Nella mail in oggetto inoltre si fa riferimento al “previsto coinvolgimento del  Tavolo di Comunità dei Servizi Sociali”, soggetto che formalmente non fa parte dell’assemblea. Nel premettere che le realtà di Sala Pinelli hanno, nel corso del tempo, collaborato attivamente con il suddetto tavolo per la creazione di eventi specifici appare necessario ricordare che la natura della nostra assemblea è aperta e plurale.

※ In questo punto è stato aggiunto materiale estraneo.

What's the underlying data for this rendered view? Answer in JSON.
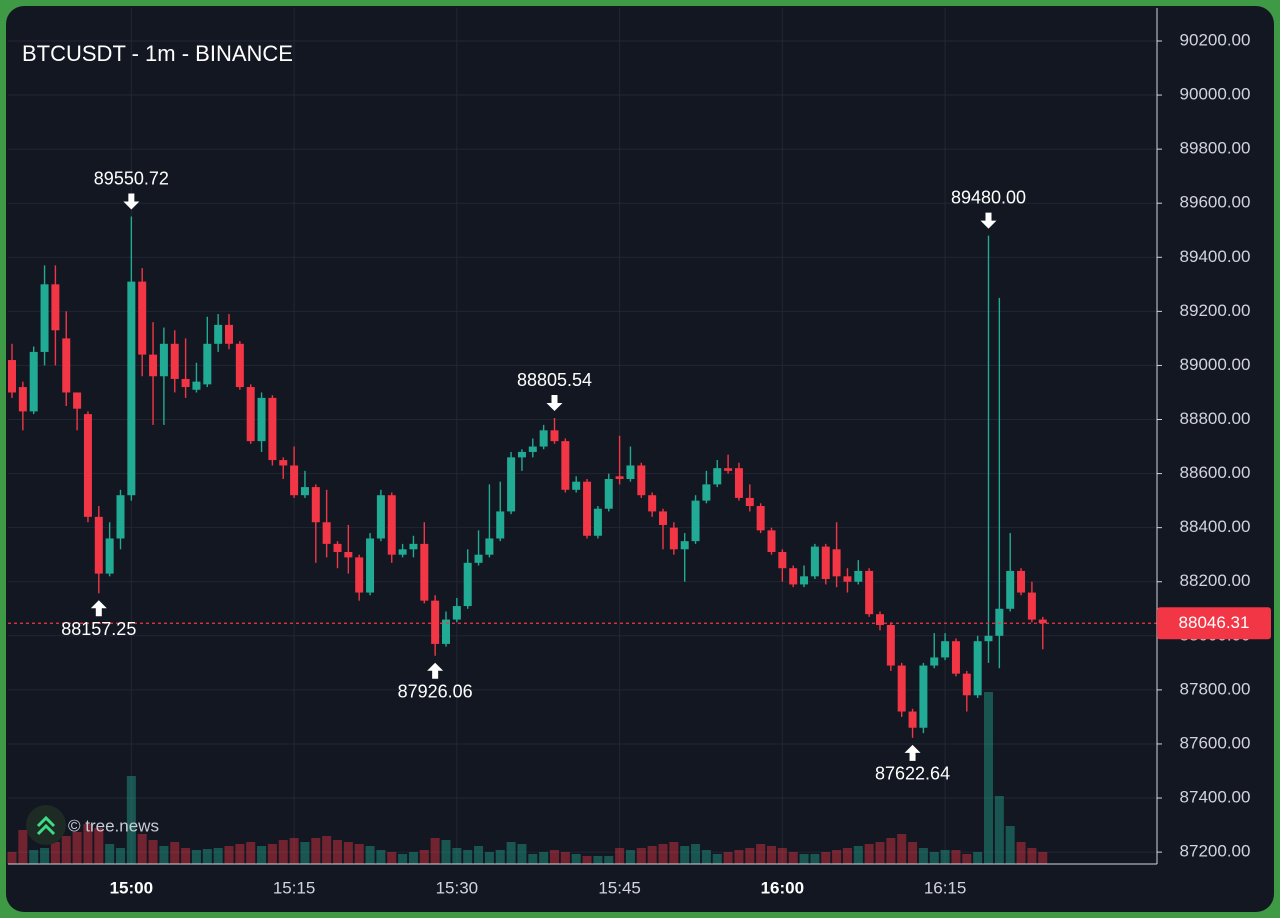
{
  "chart_data": {
    "type": "candlestick",
    "title": "BTCUSDT - 1m - BINANCE",
    "watermark": "© tree.news",
    "x": [
      "14:49",
      "14:50",
      "14:51",
      "14:52",
      "14:53",
      "14:54",
      "14:55",
      "14:56",
      "14:57",
      "14:58",
      "14:59",
      "15:00",
      "15:01",
      "15:02",
      "15:03",
      "15:04",
      "15:05",
      "15:06",
      "15:07",
      "15:08",
      "15:09",
      "15:10",
      "15:11",
      "15:12",
      "15:13",
      "15:14",
      "15:15",
      "15:16",
      "15:17",
      "15:18",
      "15:19",
      "15:20",
      "15:21",
      "15:22",
      "15:23",
      "15:24",
      "15:25",
      "15:26",
      "15:27",
      "15:28",
      "15:29",
      "15:30",
      "15:31",
      "15:32",
      "15:33",
      "15:34",
      "15:35",
      "15:36",
      "15:37",
      "15:38",
      "15:39",
      "15:40",
      "15:41",
      "15:42",
      "15:43",
      "15:44",
      "15:45",
      "15:46",
      "15:47",
      "15:48",
      "15:49",
      "15:50",
      "15:51",
      "15:52",
      "15:53",
      "15:54",
      "15:55",
      "15:56",
      "15:57",
      "15:58",
      "15:59",
      "16:00",
      "16:01",
      "16:02",
      "16:03",
      "16:04",
      "16:05",
      "16:06",
      "16:07",
      "16:08",
      "16:09",
      "16:10",
      "16:11",
      "16:12",
      "16:13",
      "16:14",
      "16:15",
      "16:16",
      "16:17",
      "16:18",
      "16:19",
      "16:20",
      "16:21",
      "16:22",
      "16:23",
      "16:24"
    ],
    "open": [
      89020,
      88920,
      88830,
      89050,
      89300,
      89100,
      88900,
      88820,
      88440,
      88230,
      88360,
      88520,
      89310,
      89040,
      88960,
      89080,
      88950,
      88910,
      88930,
      89080,
      89150,
      89080,
      88920,
      88720,
      88880,
      88650,
      88630,
      88520,
      88550,
      88420,
      88340,
      88310,
      88290,
      88160,
      88360,
      88520,
      88300,
      88320,
      88340,
      88130,
      87970,
      88060,
      88110,
      88270,
      88300,
      88360,
      88460,
      88660,
      88680,
      88700,
      88760,
      88720,
      88540,
      88570,
      88370,
      88470,
      88590,
      88580,
      88630,
      88520,
      88460,
      88400,
      88320,
      88350,
      88500,
      88560,
      88620,
      88620,
      88510,
      88480,
      88390,
      88310,
      88250,
      88190,
      88220,
      88330,
      88320,
      88220,
      88200,
      88240,
      88080,
      88040,
      87890,
      87720,
      87660,
      87890,
      87920,
      87980,
      87860,
      87780,
      87980,
      88000,
      88100,
      88240,
      88160,
      88060
    ],
    "high": [
      89080,
      88940,
      89070,
      89370,
      89370,
      89200,
      88900,
      88830,
      88480,
      88420,
      88540,
      89550.72,
      89360,
      89160,
      89140,
      89130,
      89100,
      89010,
      89180,
      89190,
      89190,
      89090,
      88930,
      88900,
      88890,
      88660,
      88700,
      88610,
      88560,
      88540,
      88350,
      88410,
      88300,
      88380,
      88540,
      88530,
      88340,
      88370,
      88420,
      88150,
      88090,
      88140,
      88320,
      88390,
      88560,
      88570,
      88680,
      88690,
      88730,
      88780,
      88805.54,
      88730,
      88590,
      88580,
      88480,
      88600,
      88740,
      88700,
      88640,
      88530,
      88470,
      88420,
      88380,
      88520,
      88610,
      88650,
      88670,
      88640,
      88560,
      88490,
      88400,
      88320,
      88260,
      88260,
      88340,
      88340,
      88420,
      88250,
      88280,
      88250,
      88090,
      88050,
      87900,
      87730,
      87900,
      88010,
      88010,
      87990,
      87870,
      88000,
      89480,
      89250,
      88380,
      88250,
      88200,
      88070
    ],
    "low": [
      88880,
      88760,
      88820,
      89000,
      89000,
      88850,
      88760,
      88420,
      88157.25,
      88220,
      88320,
      88500,
      88960,
      88780,
      88780,
      88900,
      88880,
      88900,
      88920,
      89050,
      89060,
      88910,
      88710,
      88680,
      88630,
      88580,
      88510,
      88510,
      88270,
      88290,
      88250,
      88230,
      88130,
      88150,
      88350,
      88270,
      88290,
      88290,
      88120,
      87926.06,
      87960,
      88050,
      88100,
      88260,
      88290,
      88350,
      88450,
      88610,
      88660,
      88690,
      88710,
      88530,
      88530,
      88360,
      88360,
      88460,
      88560,
      88570,
      88510,
      88440,
      88320,
      88300,
      88200,
      88340,
      88490,
      88550,
      88600,
      88500,
      88460,
      88380,
      88300,
      88200,
      88180,
      88180,
      88210,
      88190,
      88180,
      88160,
      88190,
      88070,
      88020,
      87870,
      87700,
      87622.64,
      87640,
      87880,
      87910,
      87850,
      87720,
      87770,
      87900,
      87880,
      88090,
      88150,
      88050,
      87950
    ],
    "close": [
      88900,
      88830,
      89050,
      89300,
      89130,
      88900,
      88840,
      88440,
      88230,
      88360,
      88520,
      89310,
      89040,
      88960,
      89080,
      88950,
      88920,
      88940,
      89080,
      89150,
      89080,
      88920,
      88720,
      88880,
      88650,
      88630,
      88520,
      88550,
      88420,
      88340,
      88310,
      88290,
      88160,
      88360,
      88520,
      88300,
      88320,
      88340,
      88130,
      87970,
      88060,
      88110,
      88270,
      88300,
      88360,
      88460,
      88660,
      88680,
      88700,
      88760,
      88720,
      88540,
      88570,
      88370,
      88470,
      88580,
      88580,
      88630,
      88520,
      88460,
      88410,
      88320,
      88350,
      88500,
      88560,
      88620,
      88610,
      88510,
      88480,
      88390,
      88310,
      88250,
      88190,
      88220,
      88330,
      88210,
      88220,
      88200,
      88240,
      88080,
      88040,
      87890,
      87720,
      87660,
      87890,
      87920,
      87980,
      87860,
      87780,
      87980,
      88000,
      88100,
      88240,
      88160,
      88060,
      88046.31
    ],
    "volume": [
      12,
      34,
      14,
      16,
      22,
      28,
      32,
      40,
      36,
      20,
      16,
      88,
      30,
      24,
      18,
      22,
      16,
      14,
      15,
      16,
      18,
      20,
      22,
      18,
      20,
      24,
      26,
      22,
      26,
      28,
      24,
      22,
      20,
      18,
      14,
      12,
      10,
      12,
      14,
      26,
      24,
      16,
      14,
      18,
      12,
      14,
      22,
      20,
      10,
      12,
      14,
      12,
      10,
      8,
      8,
      8,
      16,
      14,
      16,
      18,
      20,
      22,
      18,
      20,
      14,
      10,
      12,
      14,
      16,
      20,
      18,
      16,
      12,
      10,
      10,
      12,
      14,
      16,
      18,
      20,
      22,
      26,
      30,
      22,
      16,
      12,
      14,
      14,
      10,
      12,
      172,
      68,
      38,
      22,
      16,
      12
    ],
    "up_color": "#22ab94",
    "down_color": "#f23645",
    "ylim": [
      87156,
      90322
    ],
    "yticks": [
      {
        "value": 87200,
        "label": "87200.00"
      },
      {
        "value": 87400,
        "label": "87400.00"
      },
      {
        "value": 87600,
        "label": "87600.00"
      },
      {
        "value": 87800,
        "label": "87800.00"
      },
      {
        "value": 88000,
        "label": "88000.00"
      },
      {
        "value": 88200,
        "label": "88200.00"
      },
      {
        "value": 88400,
        "label": "88400.00"
      },
      {
        "value": 88600,
        "label": "88600.00"
      },
      {
        "value": 88800,
        "label": "88800.00"
      },
      {
        "value": 89000,
        "label": "89000.00"
      },
      {
        "value": 89200,
        "label": "89200.00"
      },
      {
        "value": 89400,
        "label": "89400.00"
      },
      {
        "value": 89600,
        "label": "89600.00"
      },
      {
        "value": 89800,
        "label": "89800.00"
      },
      {
        "value": 90000,
        "label": "90000.00"
      },
      {
        "value": 90200,
        "label": "90200.00"
      }
    ],
    "xticks": [
      "15:00",
      "15:15",
      "15:30",
      "15:45",
      "16:00",
      "16:15"
    ],
    "grid": true,
    "annotations": [
      {
        "x": "14:57",
        "value": 88157.25
      },
      {
        "x": "15:00",
        "value": 89550.72
      },
      {
        "x": "15:28",
        "value": 87926.06
      },
      {
        "x": "15:39",
        "value": 88805.54
      },
      {
        "x": "16:12",
        "value": 87622.64
      },
      {
        "x": "16:19",
        "value": 89480,
        "label": "89480.00"
      }
    ],
    "last_price": 88046.31
  }
}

Nulla osta, nel caso il Tavolo di Comunità dei Servizi Sociali esprimesse tale desiderio, all’integrazione dello stesso all’interno della nostra assemblea. Altra cosa invece ci appare il voler snaturare la natura della richiesta – ma sopratutto dell strumento dell’uso civico – alle necessità dell’amministrazione che nulla hanno a che vedere con il Regolamento. 

Con la presente mail intendiamo dunque ribadire le nostre richieste, così come formulate nella proposta inoltrata secondo i criteri individuati da questa amministrazione e stimolare una reazione da parte della macchina amministrativa, evidentemente inceppatasi. 

Riteniamo inoltre che si debba agire con celerità poiché i ritardi amministrativi hanno ripercussioni importanti nelle attività della sala – lo ripetiamo, sostanzialmente congelate – e nella tenuta della comunità di riferimento che, privata del luogo fisico naturale di azione, rischia di veder crollare l’interesse per lo svolgimento delle attività e l’entusiasmo verso l’esperienza collettiva della gestione di un Bene Comune. 

Che non sarebbe una buona notizia per la città e per il quartiere. E sicuramente non è quell’inversione di tendenza che il Regolamento Beni Comuni avrebbe dovuto apportare nel rapporto tra cittadini e istituzioni.